乗り気じゃなさそうにしていても、次第に、その体から力が抜けてくる。だが、体の力が抜けたところで、唇を離す。主導権は、常に俺にある。
まだ、勉強の続きがある。少しは、マシな奴にしなければならない。
俺は、熱っぽくなった敏の唇を、押し離す。
「あ……」
敏は、濡らされた唇から、切なそうな声を出した。
「ホント、意地悪だ」
「どうして意地悪なんだ?意地悪と言われるなら、もっと意地悪になってやってもいいぜ。お前、俺に、もっと、されたいんだろ?」
「ッな。んなはずないだろ」
「じゃあ、しねーよ」
俺は、不機嫌に、プイと横を向いてみせた。
途端に、敏は、俺の顔を、おずおずと覗き込んでくる。
「……怒らないで」
そうだ、それでいい。犬は、それでいいんだよ。主人の行動の一挙一動に左右されればいい。

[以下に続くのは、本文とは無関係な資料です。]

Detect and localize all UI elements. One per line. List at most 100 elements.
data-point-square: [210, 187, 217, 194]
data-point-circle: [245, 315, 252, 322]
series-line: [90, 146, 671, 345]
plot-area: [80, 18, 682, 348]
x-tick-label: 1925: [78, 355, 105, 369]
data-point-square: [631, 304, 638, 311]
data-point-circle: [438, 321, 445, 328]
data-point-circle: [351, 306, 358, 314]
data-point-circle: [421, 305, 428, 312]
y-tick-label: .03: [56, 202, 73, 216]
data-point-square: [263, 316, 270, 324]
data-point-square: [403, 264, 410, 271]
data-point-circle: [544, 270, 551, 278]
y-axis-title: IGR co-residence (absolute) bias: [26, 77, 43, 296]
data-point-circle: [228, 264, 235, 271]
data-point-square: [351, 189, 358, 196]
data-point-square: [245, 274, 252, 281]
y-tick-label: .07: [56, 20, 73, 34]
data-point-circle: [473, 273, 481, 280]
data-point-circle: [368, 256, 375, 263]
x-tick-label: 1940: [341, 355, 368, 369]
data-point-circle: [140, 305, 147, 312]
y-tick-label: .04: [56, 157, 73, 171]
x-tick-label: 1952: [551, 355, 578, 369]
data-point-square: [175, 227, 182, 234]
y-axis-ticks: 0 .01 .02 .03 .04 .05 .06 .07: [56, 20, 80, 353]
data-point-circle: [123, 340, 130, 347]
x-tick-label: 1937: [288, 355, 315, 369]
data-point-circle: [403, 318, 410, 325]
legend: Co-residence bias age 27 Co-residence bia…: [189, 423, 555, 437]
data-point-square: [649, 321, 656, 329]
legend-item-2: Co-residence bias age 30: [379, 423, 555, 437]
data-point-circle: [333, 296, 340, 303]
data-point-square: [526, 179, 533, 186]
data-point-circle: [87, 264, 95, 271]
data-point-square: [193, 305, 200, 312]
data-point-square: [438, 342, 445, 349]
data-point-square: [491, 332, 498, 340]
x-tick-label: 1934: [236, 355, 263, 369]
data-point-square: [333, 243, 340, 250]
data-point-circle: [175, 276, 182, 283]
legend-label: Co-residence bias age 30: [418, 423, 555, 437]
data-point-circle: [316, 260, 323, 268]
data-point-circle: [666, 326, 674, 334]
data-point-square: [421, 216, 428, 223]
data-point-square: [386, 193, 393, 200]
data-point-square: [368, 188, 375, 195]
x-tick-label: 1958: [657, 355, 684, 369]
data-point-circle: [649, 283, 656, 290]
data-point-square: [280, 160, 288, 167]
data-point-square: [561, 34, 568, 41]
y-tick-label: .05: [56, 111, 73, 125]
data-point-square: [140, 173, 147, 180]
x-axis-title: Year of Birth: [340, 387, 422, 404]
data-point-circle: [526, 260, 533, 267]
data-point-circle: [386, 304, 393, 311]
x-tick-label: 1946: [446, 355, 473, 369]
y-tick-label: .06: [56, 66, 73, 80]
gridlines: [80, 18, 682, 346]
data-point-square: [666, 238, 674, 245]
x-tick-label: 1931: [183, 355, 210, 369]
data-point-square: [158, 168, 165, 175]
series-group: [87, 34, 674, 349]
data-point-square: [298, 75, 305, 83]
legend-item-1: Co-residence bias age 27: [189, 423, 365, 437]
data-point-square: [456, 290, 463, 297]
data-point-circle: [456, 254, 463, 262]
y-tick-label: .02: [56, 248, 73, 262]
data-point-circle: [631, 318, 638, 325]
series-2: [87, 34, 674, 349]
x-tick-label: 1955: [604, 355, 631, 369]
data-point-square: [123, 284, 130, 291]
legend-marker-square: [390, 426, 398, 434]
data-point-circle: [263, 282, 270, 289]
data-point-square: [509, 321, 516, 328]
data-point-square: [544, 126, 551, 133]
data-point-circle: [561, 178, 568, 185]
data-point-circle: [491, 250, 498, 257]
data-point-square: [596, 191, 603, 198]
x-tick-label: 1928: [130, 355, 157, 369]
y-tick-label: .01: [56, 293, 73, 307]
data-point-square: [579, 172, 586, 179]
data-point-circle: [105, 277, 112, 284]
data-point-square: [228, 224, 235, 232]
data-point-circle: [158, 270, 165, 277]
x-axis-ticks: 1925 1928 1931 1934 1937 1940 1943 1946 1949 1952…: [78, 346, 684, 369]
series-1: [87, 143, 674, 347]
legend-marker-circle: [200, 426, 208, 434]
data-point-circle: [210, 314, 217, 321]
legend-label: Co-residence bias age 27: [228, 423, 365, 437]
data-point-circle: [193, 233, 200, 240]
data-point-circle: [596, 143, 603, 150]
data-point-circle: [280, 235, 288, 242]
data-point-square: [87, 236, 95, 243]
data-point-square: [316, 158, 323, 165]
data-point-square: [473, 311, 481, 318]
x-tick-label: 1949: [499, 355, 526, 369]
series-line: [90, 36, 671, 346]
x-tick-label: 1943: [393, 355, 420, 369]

それに、冷たくされても、うなだれたりせずに、向かってくるようになったのは、いい兆候だ。そうやって、犬から、人間になれ。そして、俺の傀儡になれ。
「4進数の9」
「えっと、21」
「合格」
俺は、口付けを与える。
敏は、褒美を与えられる犬のように無邪気に、与えられるがままに、それを受け止めている。
どう思ってるか、などと。
大事に思ってるに決まってる。
傀儡という道具として。
お前は、俺を受け継ぐものだ。
「……んあ」
褒美の、ほんのついばむ程度の軽い口付けに、敏は、鼻から切ない息をもらす。
俺は、俺のしたいようにやってるわけじゃない。
お前のされたいようにやってるだけだ。
早く、お前に取り入るために。早く、お前を操るために。
早く、お前に俺を移し込むために。
「んッ、もう、だめだよ……」
俺が、唇をずらした僅かな隙間から、敏は、苦しそうな声を出す
俺は、もう少し続けたいような気持になっていたが、敏が、俺の背に手を回してきたので、やめた。敏を突き放す。
こいつは、飽くまで傀儡だ。俺は、お前の意思に沿うようなことは、しない。
「話がそれた。早く次の問題を解け」
俺は、息を乱している敏に、シャーペンを握らせた。